1. Food

Individual Smoked Salmon Quiches


Individual Smoked Salmon Quiches

Smoked Salmom Quiche

S. Wongkaew

Perfect for breakfast, a picnic or a light snack, these individual smoked salmon quiches are simple to prepare and delicious to eat.

They can be enjoyed hot or cold.


  • 200g smoked salmon, sliced into small pieces
  • 3 eggs
  • 3/4 cup of pouring cream
  • 1/2 cup of whole milk
  • 1/2 cup of gruyere or cheddar cheese plus a little extra for sprinkling
  • 1/2 tsp of sea salt
  • Freshly ground black pepper
  • 2 Tbsp finely chopped dill
  • 2-3 sheets of store-bought puff pastry
  • Special equipment: muffin tin


  1. Pre-heat the oven to 350F (180C).
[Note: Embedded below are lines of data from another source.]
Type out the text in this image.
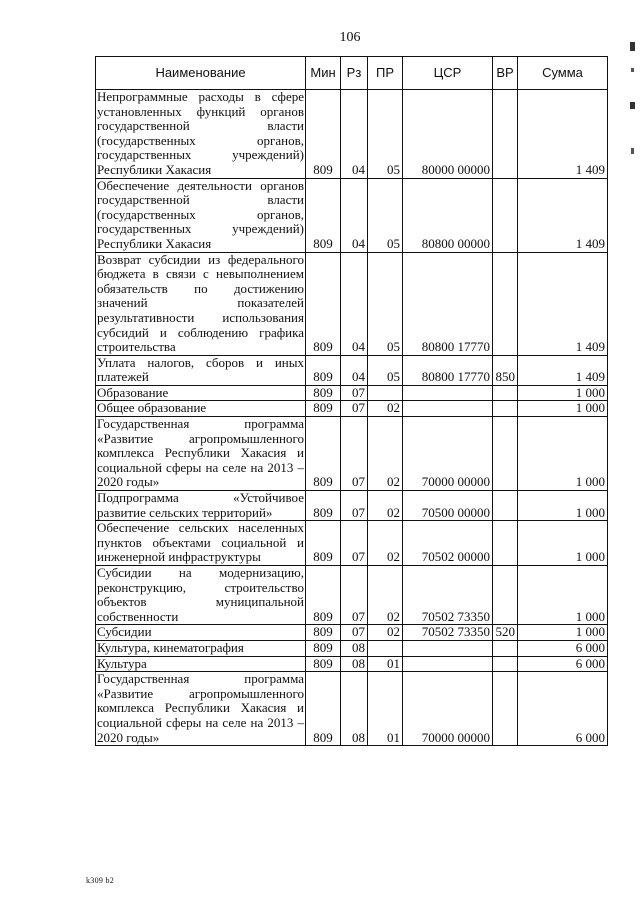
106
Наименование	Мин	Рз	ПР	ЦСР	ВР	Сумма
Непрограммные расходы в сфере установленных функций органов государственной власти (государственных органов, государственных учреждений) Республики Хакасия	809	04	05	80000 00000		1 409
Обеспечение деятельности органов государственной власти (государственных органов, государственных учреждений) Республики Хакасия	809	04	05	80800 00000		1 409
Возврат субсидии из федерального бюджета в связи с невыполнением обязательств по достижению значений показателей результативности использования субсидий и соблюдению графика строительства	809	04	05	80800 17770		1 409
Уплата налогов, сборов и иных платежей	809	04	05	80800 17770	850	1 409
Образование	809	07				1 000
Общее образование	809	07	02			1 000
Государственная программа «Развитие агропромышленного комплекса Республики Хакасия и социальной сферы на селе на 2013 – 2020 годы»	809	07	02	70000 00000		1 000
Подпрограмма «Устойчивое развитие сельских территорий»	809	07	02	70500 00000		1 000
Обеспечение сельских населенных пунктов объектами социальной и инженерной инфраструктуры	809	07	02	70502 00000		1 000
Субсидии на модернизацию, реконструкцию, строительство объектов муниципальной собственности	809	07	02	70502 73350		1 000
Субсидии	809	07	02	70502 73350	520	1 000
Культура, кинематография	809	08				6 000
Культура	809	08	01			6 000
Государственная программа «Развитие агропромышленного комплекса Республики Хакасия и социальной сферы на селе на 2013 – 2020 годы»	809	08	01	70000 00000		6 000
k309 b2
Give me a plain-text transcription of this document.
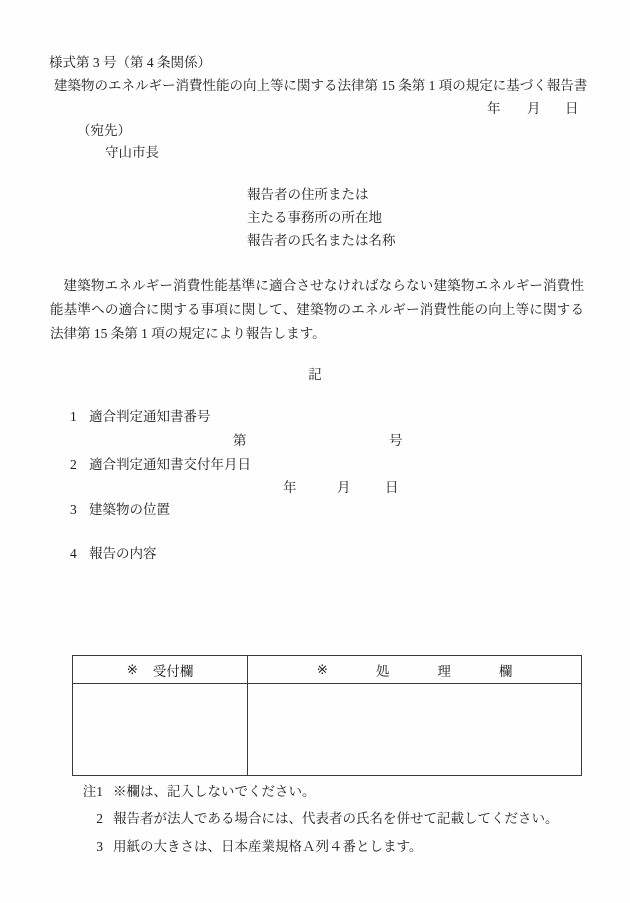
様式第 3 号（第 4 条関係）
建築物のエネルギー消費性能の向上等に関する法律第 15 条第 1 項の規定に基づく報告書
年 月 日
（宛先）
守山市長
報告者の住所または
主たる事務所の所在地
報告者の氏名または名称
建築物エネルギー消費性能基準に適合させなければならない建築物エネルギー消費性能基準への適合に関する事項に関して、建築物のエネルギー消費性能の向上等に関する法律第 15 条第 1 項の規定により報告します。
記
1 適合判定通知書番号
第	号
2 適合判定通知書交付年月日
年	月	日
3 建築物の位置
4 報告の内容
※ 受付欄	※	処	理	欄
注1 ※欄は、記入しないでください。
2 報告者が法人である場合には、代表者の氏名を併せて記載してください。
3 用紙の大きさは、日本産業規格Ａ列４番とします。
Lightly grease the muffin tin. Thaw the pastry and set aside.
  2. Make your filling by combining the eggs, cream, milk, cheese, salt, pepper and chopped dill together in a large jug. Whisk mixture thoroughly to combine the ingredients. Set aside.
  3. Cut the pastry squares into quarters so you end up with 8 smaller squares of about 4 x 4 inches (10cmx 10cm).
  4. Gently press each pastry square into the greased muffin cups.
  5. Divide salmon evenly amongst pastry shells then slowly fill each one with the egg mixture until they are about 3/4 of the way full. Sprinkle each quiche with a little extra cheese.
  6. Bake quiches for 15-20 minutes or until firm and golden. Remove from oven and cool for 5 minutes in the tin then transfer to a wire rack to cool further.